/domain-adapt

Primary LanguagePythonMIT LicenseMIT

Unsupervised Image-to-Image Translation Network

Inputs

512x512x3 random crops from a 1280x720 image, normalised to [-1, 1]. Dataset from BDD100k.

Encoder

  • Conv 7x7x64, stride 1, InstNorm, ReLU
  • Conv 3x3x128, stride 2, InstNorm, ReLU
  • Conv 3x3x256, stride 2, InstNorm, ReLU
  • ResBlock 3x3x256, InstNorm, ReLU
  • ResBlock 3x3x256, InstNorm, ReLU
  • ResBlock 3x3x256, InstNorm, ReLU
  • ResBlock 3x3x256, InstNorm, ReLU

One ResBlock is: Conv - Norm - Activ - Conv - Norm - Add - Activ.

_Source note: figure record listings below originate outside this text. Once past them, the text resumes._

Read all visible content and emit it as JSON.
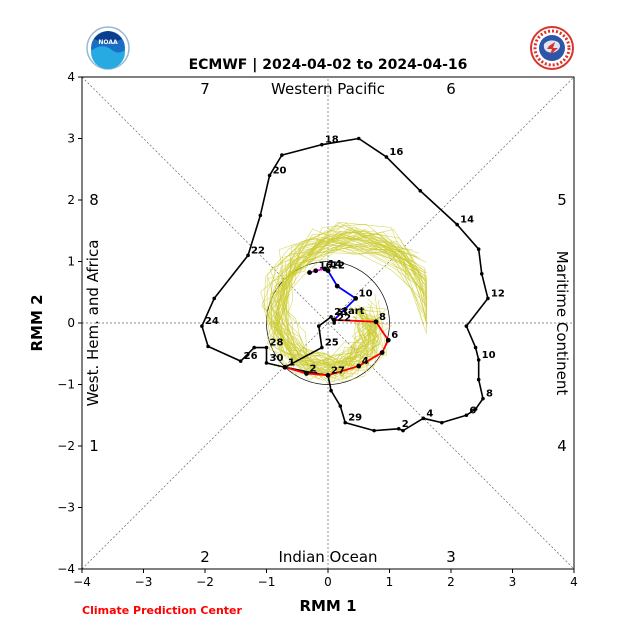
{
  "header": {
    "title": "ECMWF | 2024-04-02 to 2024-04-16",
    "left_logo_icon": "noaa-logo-icon",
    "right_logo_icon": "national-weather-service-logo-icon"
  },
  "footer": {
    "credit": "Climate Prediction Center"
  },
  "colors": {
    "observed": "#000000",
    "forecast_early": "#ff0000",
    "forecast_mid": "#0000ff",
    "forecast_late": "#ff00ff",
    "ensemble": "#cccc33",
    "credit": "#ff0000"
  },
  "chart_data": {
    "type": "line",
    "title": "ECMWF | 2024-04-02 to 2024-04-16",
    "xlabel": "RMM 1",
    "ylabel": "RMM 2",
    "xlim": [
      -4,
      4
    ],
    "ylim": [
      -4,
      4
    ],
    "xticks": [
      "−4",
      "−3",
      "−2",
      "−1",
      "0",
      "1",
      "2",
      "3",
      "4"
    ],
    "yticks": [
      "−4",
      "−3",
      "−2",
      "−1",
      "0",
      "1",
      "2",
      "3",
      "4"
    ],
    "grid": "dotted diagonals and axes through origin, unit circle",
    "phase_labels": [
      "1",
      "2",
      "3",
      "4",
      "5",
      "6",
      "7",
      "8"
    ],
    "region_labels": {
      "top": "Western Pacific",
      "bottom": "Indian Ocean",
      "left": "West. Hem. and Africa",
      "right": "Maritime Continent"
    },
    "start_label": "start",
    "series": [
      {
        "role": "observed",
        "points": [
          {
            "x": -0.7,
            "y": -0.72,
            "label": "1"
          },
          {
            "x": -0.2,
            "y": -0.82,
            "label": ""
          },
          {
            "x": 0.0,
            "y": -0.85,
            "label": ""
          },
          {
            "x": 0.05,
            "y": -1.1,
            "label": ""
          },
          {
            "x": 0.2,
            "y": -1.35,
            "label": ""
          },
          {
            "x": 0.28,
            "y": -1.62,
            "label": "29"
          },
          {
            "x": 0.75,
            "y": -1.75,
            "label": ""
          },
          {
            "x": 1.15,
            "y": -1.72,
            "label": "2"
          },
          {
            "x": 1.22,
            "y": -1.75,
            "label": ""
          },
          {
            "x": 1.55,
            "y": -1.55,
            "label": "4"
          },
          {
            "x": 1.85,
            "y": -1.62,
            "label": ""
          },
          {
            "x": 2.25,
            "y": -1.5,
            "label": "6"
          },
          {
            "x": 2.4,
            "y": -1.4,
            "label": ""
          },
          {
            "x": 2.52,
            "y": -1.23,
            "label": "8"
          },
          {
            "x": 2.45,
            "y": -0.92,
            "label": ""
          },
          {
            "x": 2.45,
            "y": -0.6,
            "label": "10"
          },
          {
            "x": 2.4,
            "y": -0.4,
            "label": ""
          },
          {
            "x": 2.25,
            "y": -0.05,
            "label": ""
          },
          {
            "x": 2.6,
            "y": 0.4,
            "label": "12"
          },
          {
            "x": 2.5,
            "y": 0.8,
            "label": ""
          },
          {
            "x": 2.45,
            "y": 1.2,
            "label": ""
          },
          {
            "x": 2.1,
            "y": 1.6,
            "label": "14"
          },
          {
            "x": 1.5,
            "y": 2.15,
            "label": ""
          },
          {
            "x": 0.95,
            "y": 2.7,
            "label": "16"
          },
          {
            "x": 0.5,
            "y": 3.0,
            "label": ""
          },
          {
            "x": -0.1,
            "y": 2.9,
            "label": "18"
          },
          {
            "x": -0.75,
            "y": 2.73,
            "label": ""
          },
          {
            "x": -0.95,
            "y": 2.4,
            "label": "20"
          },
          {
            "x": -1.1,
            "y": 1.75,
            "label": ""
          },
          {
            "x": -1.3,
            "y": 1.1,
            "label": "22"
          },
          {
            "x": -1.85,
            "y": 0.4,
            "label": ""
          },
          {
            "x": -2.05,
            "y": -0.05,
            "label": "24"
          },
          {
            "x": -1.95,
            "y": -0.38,
            "label": ""
          },
          {
            "x": -1.42,
            "y": -0.62,
            "label": "26"
          },
          {
            "x": -1.2,
            "y": -0.4,
            "label": ""
          },
          {
            "x": -1.0,
            "y": -0.4,
            "label": "28"
          },
          {
            "x": -1.0,
            "y": -0.65,
            "label": "30"
          },
          {
            "x": -0.7,
            "y": -0.72,
            "label": ""
          },
          {
            "x": -0.1,
            "y": -0.4,
            "label": "25"
          },
          {
            "x": -0.15,
            "y": -0.05,
            "label": ""
          },
          {
            "x": 0.05,
            "y": 0.1,
            "label": "23"
          },
          {
            "x": 0.1,
            "y": 0.0,
            "label": "22"
          }
        ]
      },
      {
        "role": "forecast",
        "points": [
          {
            "x": 0.1,
            "y": 0.05,
            "label": ""
          },
          {
            "x": 0.78,
            "y": 0.02,
            "label": "8"
          },
          {
            "x": 0.98,
            "y": -0.28,
            "label": "6"
          },
          {
            "x": 0.88,
            "y": -0.48,
            "label": ""
          },
          {
            "x": 0.5,
            "y": -0.7,
            "label": "4"
          },
          {
            "x": 0.0,
            "y": -0.85,
            "label": "27"
          },
          {
            "x": -0.35,
            "y": -0.82,
            "label": "2"
          },
          {
            "x": -0.7,
            "y": -0.72,
            "label": "1"
          },
          {
            "x": 0.45,
            "y": 0.4,
            "label": "10"
          },
          {
            "x": 0.15,
            "y": 0.6,
            "label": ""
          },
          {
            "x": 0.0,
            "y": 0.85,
            "label": "12"
          },
          {
            "x": -0.05,
            "y": 0.88,
            "label": "14"
          },
          {
            "x": -0.2,
            "y": 0.85,
            "label": "16"
          },
          {
            "x": -0.3,
            "y": 0.82,
            "label": ""
          }
        ]
      }
    ]
  }
}
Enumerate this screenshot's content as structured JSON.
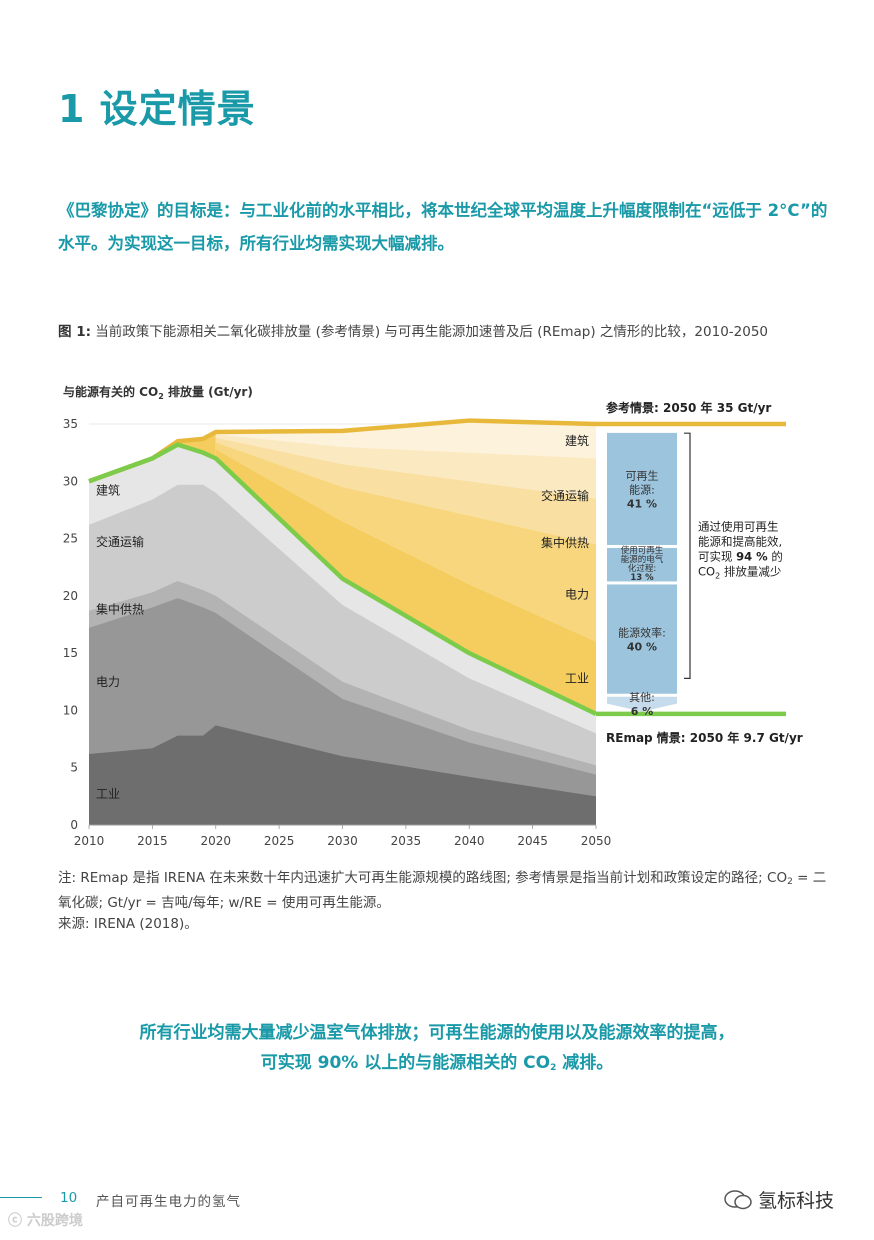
{
  "title": "1 设定情景",
  "intro": "《巴黎协定》的目标是：与工业化前的水平相比，将本世纪全球平均温度上升幅度限制在“远低于 2°C”的水平。为实现这一目标，所有行业均需实现大幅减排。",
  "figure": {
    "label": "图 1:",
    "caption": "当前政策下能源相关二氧化碳排放量 (参考情景) 与可再生能源加速普及后 (REmap) 之情形的比较，2010-2050"
  },
  "notes": {
    "note_a": "注: REmap 是指 IRENA 在未来数十年内迅速扩大可再生能源规模的路线图; 参考情景是指当前计划和政策设定的路径; CO",
    "note_sub": "2",
    "note_b": " = 二氧化碳; Gt/yr = 吉吨/每年; w/RE = 使用可再生能源。",
    "source": "来源: IRENA (2018)。"
  },
  "bottom_quote": {
    "line1": "所有行业均需大量减少温室气体排放；可再生能源的使用以及能源效率的提高，",
    "line2_a": "可实现 90% 以上的与能源相关的 CO",
    "line2_sub": "2",
    "line2_b": " 减排。"
  },
  "footer": {
    "page": "10",
    "title": "产自可再生电力的氢气"
  },
  "watermarks": {
    "left": "六股跨境",
    "right": "氢标科技"
  },
  "chart_data": {
    "type": "area",
    "ylabel_a": "与能源有关的 CO",
    "ylabel_sub": "2",
    "ylabel_b": " 排放量 (Gt/yr)",
    "ylim": [
      0,
      35
    ],
    "xlim": [
      2010,
      2050
    ],
    "x_ticks": [
      2010,
      2015,
      2020,
      2025,
      2030,
      2035,
      2040,
      2045,
      2050
    ],
    "y_ticks": [
      0,
      5,
      10,
      15,
      20,
      25,
      30,
      35
    ],
    "remap_series": {
      "x": [
        2010,
        2015,
        2017,
        2019,
        2020,
        2030,
        2040,
        2050
      ],
      "industry": [
        6.2,
        6.7,
        7.8,
        7.8,
        8.7,
        6.0,
        4.2,
        2.5
      ],
      "power": [
        17.2,
        19.0,
        19.8,
        19.0,
        18.5,
        11.0,
        7.2,
        4.4
      ],
      "heat": [
        18.7,
        20.3,
        21.3,
        20.5,
        20.0,
        12.5,
        8.3,
        5.2
      ],
      "transport": [
        26.2,
        28.4,
        29.7,
        29.7,
        29.0,
        19.2,
        12.8,
        8.0
      ],
      "buildings": [
        30.0,
        32.0,
        33.2,
        32.5,
        32.0,
        21.5,
        15.0,
        9.7
      ]
    },
    "reference_series": {
      "x": [
        2010,
        2015,
        2017,
        2019,
        2020,
        2030,
        2040,
        2050
      ],
      "total": [
        30.0,
        32.0,
        33.5,
        33.7,
        34.3,
        34.4,
        35.3,
        35.0
      ]
    },
    "reduction_bands": {
      "x": [
        2020,
        2030,
        2040,
        2050
      ],
      "other": [
        32.0,
        23.5,
        18.0,
        13.5
      ],
      "efficiency": [
        32.8,
        26.5,
        21.0,
        16.0
      ],
      "renew_power": [
        33.4,
        29.5,
        27.0,
        24.5
      ],
      "heat_band": [
        33.8,
        31.5,
        30.0,
        28.5
      ],
      "transport_band": [
        34.1,
        33.0,
        32.5,
        32.0
      ]
    },
    "colors": {
      "industry": "#6e6e6e",
      "power": "#979797",
      "heat": "#b3b3b3",
      "transport": "#cccccc",
      "buildings": "#e6e6e6",
      "reference_line": "#e8b83a",
      "remap_line": "#7ccb4a",
      "band_other": "#f4cd5e",
      "band_efficiency": "#f7d67d",
      "band_renew": "#f9e0a2",
      "band_heat": "#fbe9c1",
      "band_transport": "#fdf2dc",
      "bar_blue": "#9cc4dd",
      "bar_light": "#c6dcec"
    },
    "left_sector_labels": [
      "建筑",
      "交通运输",
      "集中供热",
      "电力",
      "工业"
    ],
    "right_sector_labels": [
      "建筑",
      "交通运输",
      "集中供热",
      "电力",
      "工业"
    ],
    "reference_label": "参考情景: 2050 年 35 Gt/yr",
    "remap_label": "REmap 情景: 2050 年 9.7 Gt/yr",
    "breakdown": [
      {
        "label_a": "可再生",
        "label_b": "能源:",
        "value": "41 %"
      },
      {
        "label_a": "使用可再生",
        "label_b": "能源的电气",
        "label_c": "化过程:",
        "value": "13 %"
      },
      {
        "label_a": "能源效率:",
        "value": "40 %"
      },
      {
        "label_a": "其他:",
        "value": "6 %"
      }
    ],
    "summary_a": "通过使用可再生",
    "summary_b": "能源和提高能效,",
    "summary_c_pre": "可实现 ",
    "summary_c_bold": "94 %",
    "summary_c_post": " 的",
    "summary_d_pre": "CO",
    "summary_d_sub": "2",
    "summary_d_post": " 排放量减少"
  }
}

No norm or activation for last layer, but add bias.

Decoder

  • ResBlock 3x3x256, InstNorm, ReLU
  • ResBlock 3x3x256, InstNorm, ReLU
  • ResBlock 3x3x256, InstNorm, ReLU
  • ResBlock 3x3x256, InstNorm, ReLU
  • Upsample factor 2
  • Conv 5x5x128, InstNorm, ReLU (but LayerNorm might be better)
  • Upsample factor 2
  • Conv 5x5x64, InstNorm, ReLU (but LayerNorm might be better)
  • Conv 7x7x3, Tanh

Don't forget bias in the last layer.

Discriminator

  • Conv 3x3x64, stride 2, LReLU
  • Conv 3x3x128, stride 2, LReLU
  • Conv 3x3x256, stride 2, LReLU
  • Conv 3x3x512, stride 2, LReLU
  • Conv 1x1x1, stride 1

Repeat this discri architecture 3 times (AvgPool 3x3, stride 2 applied in-between).

Training

  • Update discriminators weights with generators fixed.
  • Update generators weights with discriminator fixed.